The Court of Appeal handed down judgment in Oates v Secretary of State for Housing, Communities and Local Government  EWCA Civ 2229, which considered the rights of a property owner who had converted buildings, but the council had issued an enforcement notice which required demolition of three “new buildings”. The Court considered the effect of the Mansi doctrine, as well as the line between a “conversion” and “demolition” of an old building.
Mr Oates had converted chicken sheds into residential dwellings, incorporating parts of the previous buildings in the dwellings. The council issued an enforcement notice describing the breach of planning control as the “erection of three new buildings” and the remedy as demolition of those buildings.
It was argued by Mr Oates that the pre-existing parts of the building should be protected, and to require the demolition of these constituted overenforcement. This was because (1) the Mansi doctrine (that pre-existing use rights should not be enforced against) applied to buildings as well as use, and (2) the statutory definition of building included “parts of a building”.

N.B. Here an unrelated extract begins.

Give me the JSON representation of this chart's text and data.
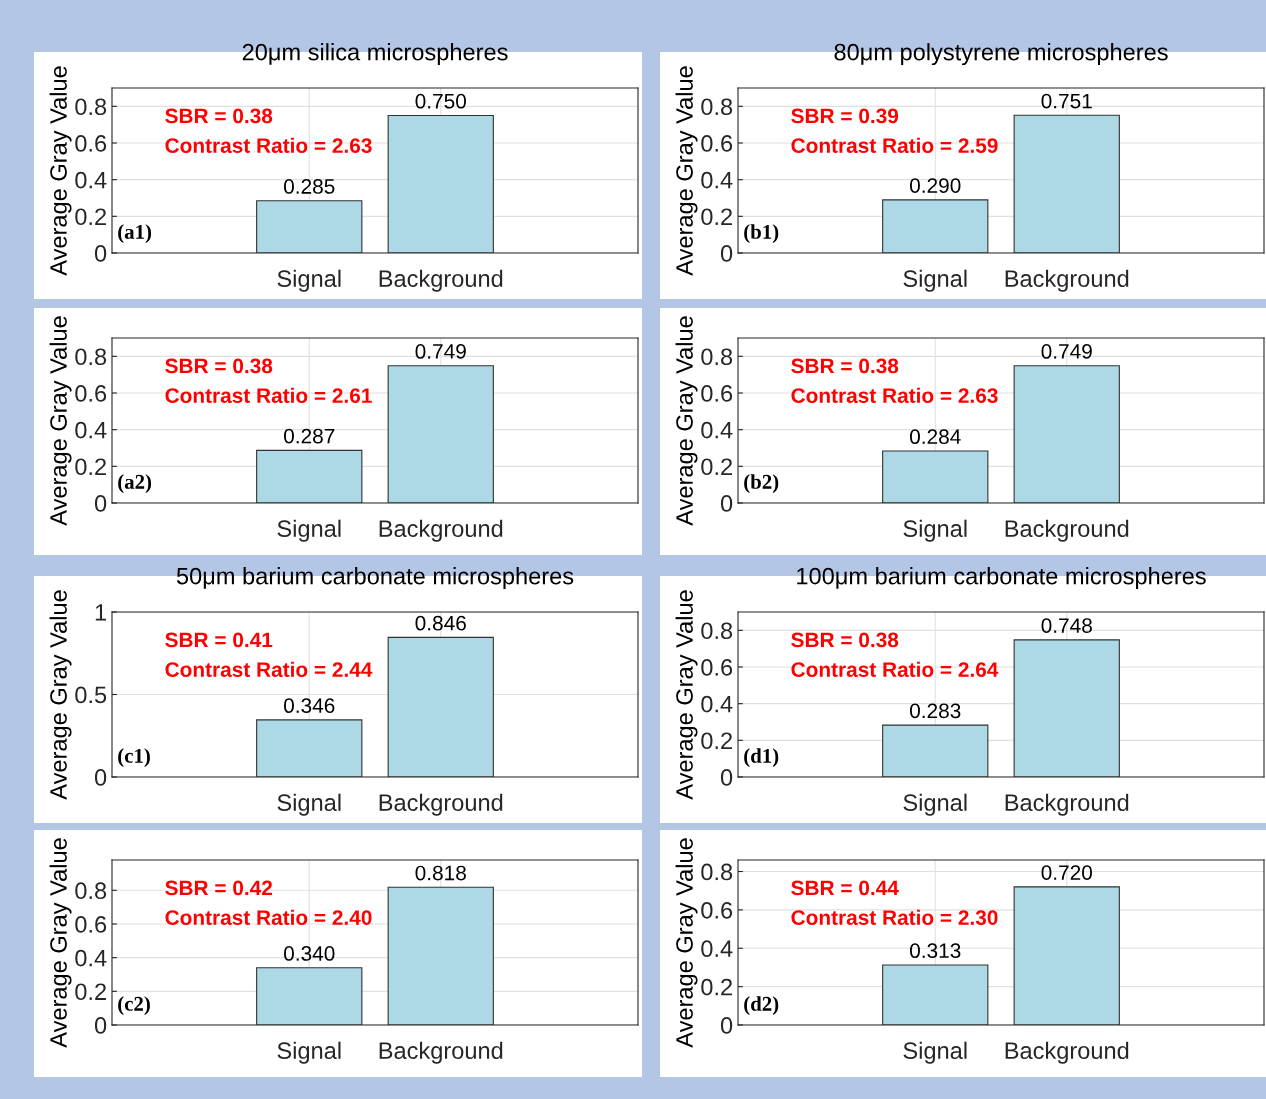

Both arguments were rejected. The Court of Appeal found that in a conversion, there is logically a point where the conversion is such that the result are new buildings, and that is a matter of fact and degree for the Inspector. The Inspector’s finding on this point was rational and lawful and the Court of Appeal dismissed Mr Oates’ appeal.
Leon Glenister represented the Secretary of State, instructed by Ashleigh Woodhouse of the Government Legal Department.